Résidence sénégalo-française : et si on inversait les rapports Nord-Sud?

 

Initialement prévue dans le cadre de l'Agora des coopérations & des solidarités internationales, une résidence de co-création s'est tenue du 8 au 13 décembre à Montpellier avec la venue de Mamadou Diol, metteur en scène sénégalais et fondateur de la Compagnie Kaddu Yaraax.

 

Avec lui, les membres de la troupe de théâtre-forum Agropolis se sont interrogés sur les rapports Nord-Sud. Sur la base d'une scène construite il y a quelques années, ils les ont explorés en mouvement au cours de 4 ateliers de co-création guidés et mis en scène par M. Diol. 

Cette résidence a abouti à la saynète "L'Afrique aide les Nords", présentée au grand public lundi 13 décembre 2021 à Agropolis International. L'occasion de changer de regard et de nourrir les réflexions quant à nos postures dans les "projets de développement" !


Un projet réalisé par les troupes de théâtre-forum d'Agropolis et Kaddu Yaraax, en partenariat avec CoTéAct, Agropolis International, Com4Dev et le soutien de la Région Occitanie.

Ci-dessous un article dans le Monde qui parle de M. Diol . Il parle d’ailleurs de la résidence que la troupe Agropolis avait organisée avec lui et sa Compagnie il y a 12 ans en 2010.

 

Une première en wolof

En Afrique, cet anniversaire sera fêté par une grande première : la création du Doctor Ci Lu Dul Coobarem, Le Médecin malgré lui, en wolof. On le doit à Mamadou Diol, une figure du théâtre sénégalais. Avec le Kaddu Yaraax, sa compagnie fondée en 1994, ce metteur en scène de 55 ans a jusqu’alors présenté des pièces d’intervention collective, portant sur des sujets politiques et sociaux. Mais il n’a jamais monté de pièces du répertoire. Sa passion pour Molière s’est ancrée dans une tournée en France, qui l’a conduit il y a dix ans à Pézenas (Hérault), grande étape dans l’itinérance de la troupe de Molière dans les années 1650.

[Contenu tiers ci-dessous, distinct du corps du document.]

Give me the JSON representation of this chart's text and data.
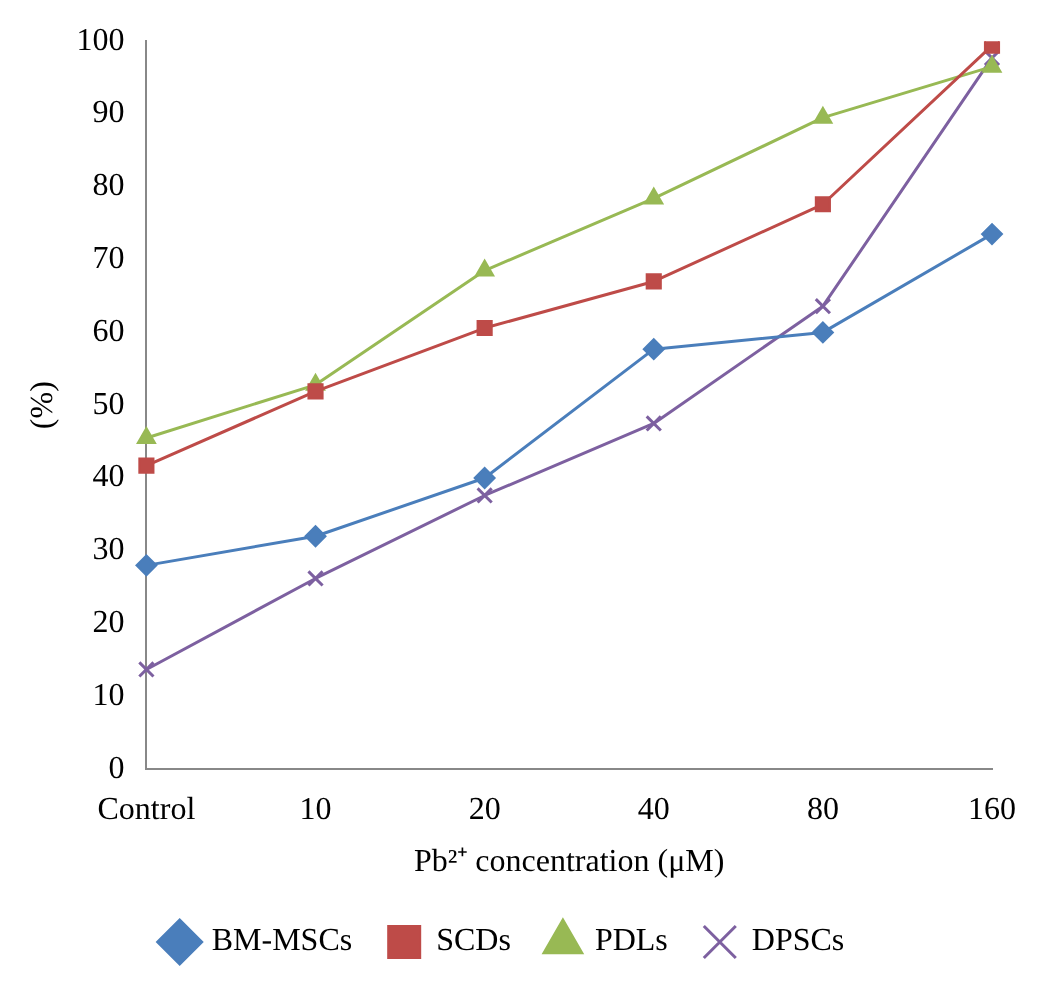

« Au Sénégal, Molière est connu du monde du théâtre, mais pas au niveau populaire, explique Mamadou Diol. J’ai lu une centaine de fois Le Médecin malgré lui, et à chaque fois je me voyais dans un township de Dakar, tant les thèmes de la pièce sont proches de ce que l’on vit aujourd’hui. La pandémie a désorganisé la structure sociale, de violentes émeutes ont eu lieu en mars. A travers Le Médecin malgré lui, on peut aborder l’industrialisation de la médecine liée au coronavirus, la solitude face à la maladie, l’exploitation de l’ignorance de la masse qui ne sait pas lire et qu’on éblouit avec des mots compliqués. » Dans ce contexte, traduire la pièce en wolof a une dimension culturelle évidente. « C’est même incroyable, souligne Mamadou Diol, on a l’impression que la pièce a été traduite par Molière du wolof en français : on trouve des structures de langue et de style communes, et tous les personnages pourraient sortir de notre société. »

Le Kaddu Yaraax espère pouvoir jouer dès qu’il y aura une période d’accalmie de la pandémie, « pour faire revenir le rire que le Covid nous a volé ». Il le fera dans son théâtre de Dakar, mais aussi sur les places, dans les villes et villages. Pour Mamadou Diol, cette première de Molière en wolof a aussi une portée politique : « Placer le wolof dans le même registre que toutes les langues dans lesquelles Molière a été traduit, de l’anglais au finnois ».